Dunque. Dice che in Provincia si stanno muovendo sulla questione precari. Per risolverla? Non esageriamo, le cose vanno fatte con calma, tanto il destino dei 120 lavoratori disgraziati può attendere. Per cominciare, allora, meglio fare una commissione, anzi due (“La politica, quando non vuole fare una cosa nomina una commissione”, diceva il saggio). Commissioni alle quali affidare il delicato compito di decidere la sorte dei precari, commissioni che sarebbero – sarebbero, il condizionale è d’obbligo – state nominate giusto in questi giorni. Il problema però che uno di questi organi supremi, più potenti del Gran consiglio delle Giovani marmotte, sarebbe composto totalmente da uomini, da maschietti. Tre. Un triumvirato romano, una trimurti indiana, un tris di primi, chiamateli come vi pare. E questo è male.
Perché se fosse vero, oltre ad essere una cosa alquanto sessista, sarebbe anche contro la legge. C’è una norma, infatti, che determina la composizione delle commissioni di concorso per l’accesso al lavoro nelle pubbliche amministrazioni.
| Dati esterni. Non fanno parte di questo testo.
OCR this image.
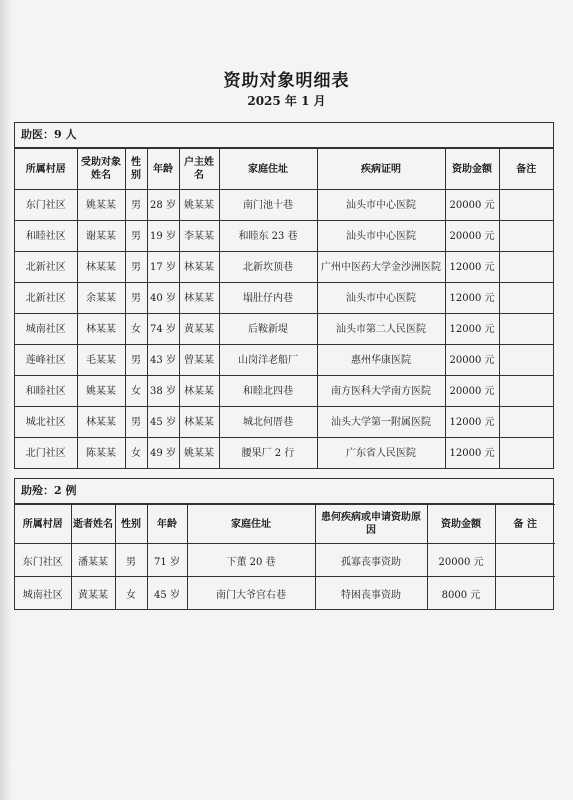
资助对象明细表
2025 年 1 月
助医：9 人
所属村居	受助对象姓名	性别	年龄	户主姓名	家庭住址	疾病证明	资助金额	备注
东门社区	姚某某	男	28 岁	姚某某	南门池十巷	汕头市中心医院	20000 元	
和睦社区	谢某某	男	19 岁	李某某	和睦东 23 巷	汕头市中心医院	20000 元	
北新社区	林某某	男	17 岁	林某某	北新坎顶巷	广州中医药大学金沙洲医院	12000 元	
北新社区	余某某	男	40 岁	林某某	塌肚仔内巷	汕头市中心医院	12000 元	
城南社区	林某某	女	74 岁	黄某某	后鞍新堤	汕头市第二人民医院	12000 元	
莲峰社区	毛某某	男	43 岁	曾某某	山岗洋老船厂	惠州华康医院	20000 元	
和睦社区	姚某某	女	38 岁	林某某	和睦北四巷	南方医科大学南方医院	20000 元	
城北社区	林某某	男	45 岁	林某某	城北何厝巷	汕头大学第一附属医院	12000 元	
北门社区	陈某某	女	49 岁	姚某某	腰果厂 2 行	广东省人民医院	12000 元	
助殓：2 例
所属村居	逝者姓名	性别	年龄	家庭住址	患何疾病或申请资助原因	资助金额	备 注
东门社区	潘某某	男	71 岁	下董 20 巷	孤寡丧事资助	20000 元	
城南社区	黄某某	女	45 岁	南门大爷宫右巷	特困丧事资助	8000 元	
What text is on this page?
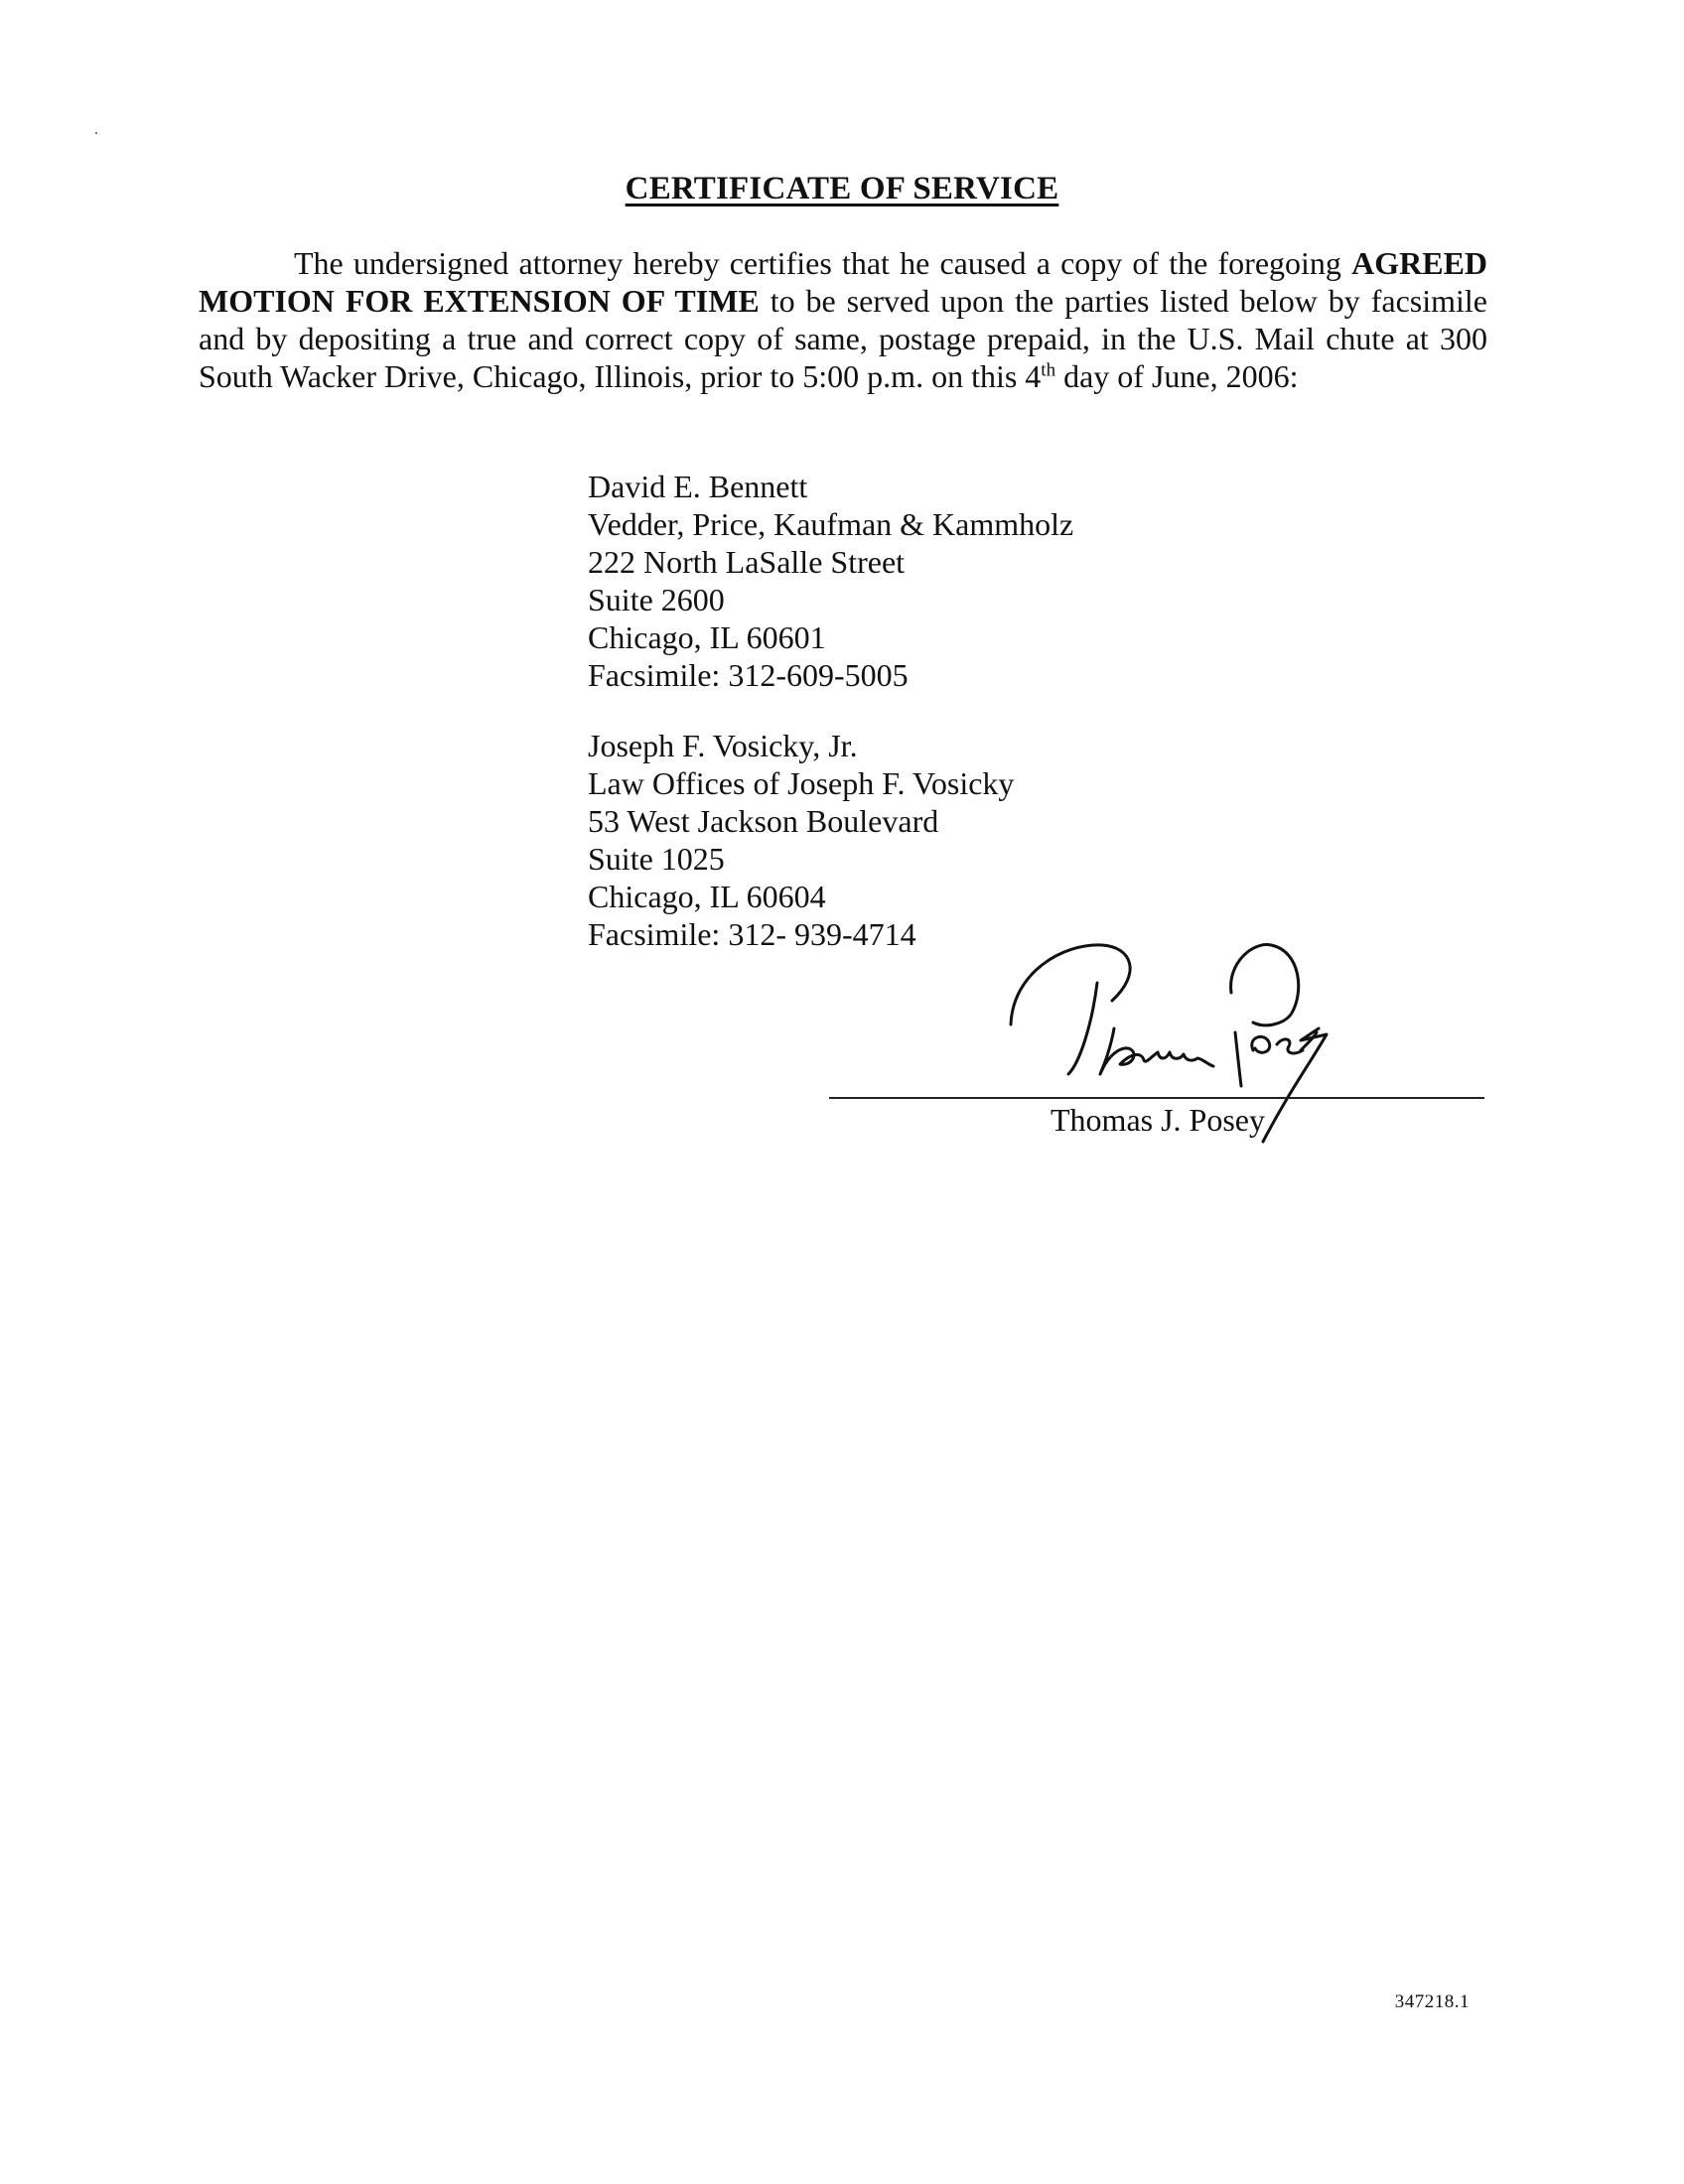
CERTIFICATE OF SERVICE
The undersigned attorney hereby certifies that he caused a copy of the foregoing AGREED MOTION FOR EXTENSION OF TIME to be served upon the parties listed below by facsimile and by depositing a true and correct copy of same, postage prepaid, in the U.S. Mail chute at 300 South Wacker Drive, Chicago, Illinois, prior to 5:00 p.m. on this 4th day of June, 2006:
David E. Bennett
Vedder, Price, Kaufman & Kammholz
222 North LaSalle Street
Suite 2600
Chicago, IL 60601
Facsimile: 312-609-5005
Joseph F. Vosicky, Jr.
Law Offices of Joseph F. Vosicky
53 West Jackson Boulevard
Suite 1025
Chicago, IL 60604
Facsimile: 312- 939-4714
Thomas J. Posey
347218.1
E l’articolo 57 del decreto legge numero 165, del 2001. Dove è scritto chiaro che, due punti e virgolette: “Le pubbliche amministrazioni, al fine di garantire pari opportunità tra uomini e donne per l’accesso al lavoro ed il trattamento sul lavoro, riservano alle donne, salva motivata impossibilità, almeno un terzo dei posti di componente delle commissioni di concorso”. E l’atto di nomina della commozione deve essere inviato, entro tre giorni, alla consigliera o al consigliere di parità dell’ente che lo ha fatto. Per garantire che anche le donne abbiano uguale trattamento e valutazione.
Insomma, in un’epoca in cui ci si riempie la bocca parità e che s’infilano le quote rosa dappertutto, anche nelle melanzane alla parmigiana, qui di rosa non ce n’è neanche uno spruzzo. Come d’altronde nella Giunta provinciale appena varata (e in quella precedente al rimpasto). Insomma, due coincidenze non faranno una prova, ma in questo caso non fanno neanche una quota. Rosa.